I want men to be feminists because they value women’s humanity, because they identify with women… [S]traight women, for their part, must be bold enough to expect this from men, to demand so much more of straight men’s ostensible love of women. Men who say they love women need to show women the receipts.

But one wonders how many men will ever read Ward’s book, or, indeed, any of the books discussed here. Yet another recent feminist tome, The Authority Gap by British journalist and broadcaster Mary Ann Seighart, draws on research the author commissioned that shows men overwhelmingly refuse to so much as read novels written by women, let alone feminist polemics. It’s as though they feel they stand to lose something by identifying with us.
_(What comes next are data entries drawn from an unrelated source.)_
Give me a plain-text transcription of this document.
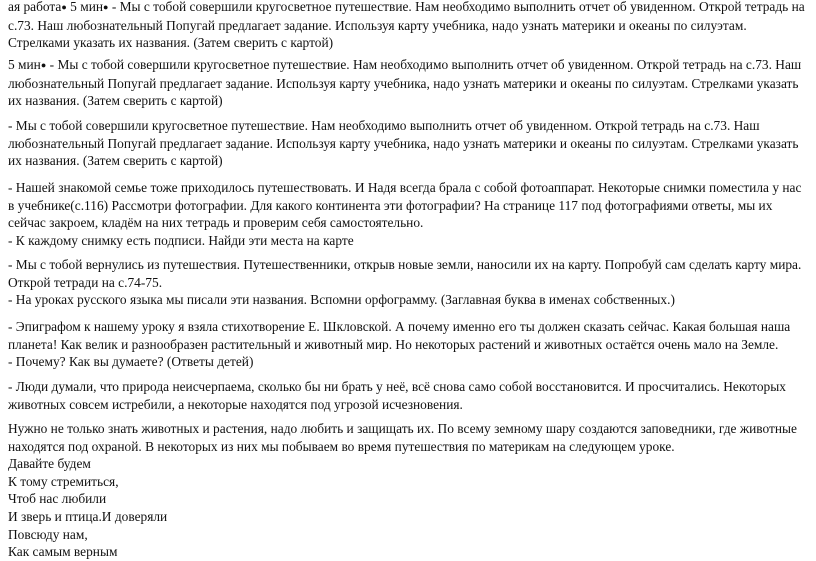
ая работа● 5 мин● - Мы с тобой совершили кругосветное путешествие. Нам необходимо выполнить отчет об увиденном. Открой тетрадь на с.73. Наш любознательный Попугай предлагает задание. Используя карту учебника, надо узнать материки и океаны по силуэтам. Стрелками указать их названия. (Затем сверить с картой)
5 мин● - Мы с тобой совершили кругосветное путешествие. Нам необходимо выполнить отчет об увиденном. Открой тетрадь на с.73. Наш любознательный Попугай предлагает задание. Используя карту учебника, надо узнать материки и океаны по силуэтам. Стрелками указать их названия. (Затем сверить с картой)
- Мы с тобой совершили кругосветное путешествие. Нам необходимо выполнить отчет об увиденном. Открой тетрадь на с.73. Наш любознательный Попугай предлагает задание. Используя карту учебника, надо узнать материки и океаны по силуэтам. Стрелками указать их названия. (Затем сверить с картой)
- Нашей знакомой семье тоже приходилось путешествовать. И Надя всегда брала с собой фотоаппарат. Некоторые снимки поместила у нас в учебнике(с.116) Рассмотри фотографии. Для какого континента эти фотографии? На странице 117 под фотографиями ответы, мы их сейчас закроем, кладём на них тетрадь и проверим себя самостоятельно.
- К каждому снимку есть подписи. Найди эти места на карте
- Мы с тобой вернулись из путешествия. Путешественники, открыв новые земли, наносили их на карту. Попробуй сам сделать карту мира. Открой тетради на с.74-75.
- На уроках русского языка мы писали эти названия. Вспомни орфограмму. (Заглавная буква в именах собственных.)
- Эпиграфом к нашему уроку я взяла стихотворение Е. Шкловской. А почему именно его ты должен сказать сейчас. Какая большая наша планета! Как велик и разнообразен растительный и животный мир. Но некоторых растений и животных остаётся очень мало на Земле.
- Почему? Как вы думаете? (Ответы детей)
- Люди думали, что природа неисчерпаема, сколько бы ни брать у неё, всё снова само собой восстановится. И просчитались. Некоторых животных совсем истребили, а некоторые находятся под угрозой исчезновения.
Нужно не только знать животных и растения, надо любить и защищать их. По всему земному шару создаются заповедники, где животные находятся под охраной. В некоторых из них мы побываем во время путешествия по материкам на следующем уроке.
Давайте будем
К тому стремиться,
Чтоб нас любили
И зверь и птица.И доверяли
Повсюду нам,
Как самым верным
Amia Srinivasan asks, ‘What does it really take to alter the mind of patriarchy?’ The answer seems to be, unsurprisingly, that it’s men who need to change. It must be acknowledged that they have had ample time and opportunity to do so. There is much talk of ‘toxic masculinity’ and the ways in which patriarchy poisons men’s inner lives and relationships. There are signs of modest hope: the enormous heterosexual appeal of Harry Styles, undimmed by his new penchant for tutus; Ted Lasso. Yet mostly when we look around us – at a government that has so far refused to legislate on the recommendations it commissioned to keep women safe from assault and harassment in the very Parliament; at mouth-foamers in high-viz, shouting misogynistic slogans, denouncing vaccination and chanting, somewhat incoherently, ‘Lest We Forget’ – it’s difficult not to despair. Do men want what feminism and true sexual liberation are offering them? Do they want it more than the psychic pleasures and privilege of staying on top? And if the answer is no, what should feminists do with ourselves? Keep writing books they won’t read?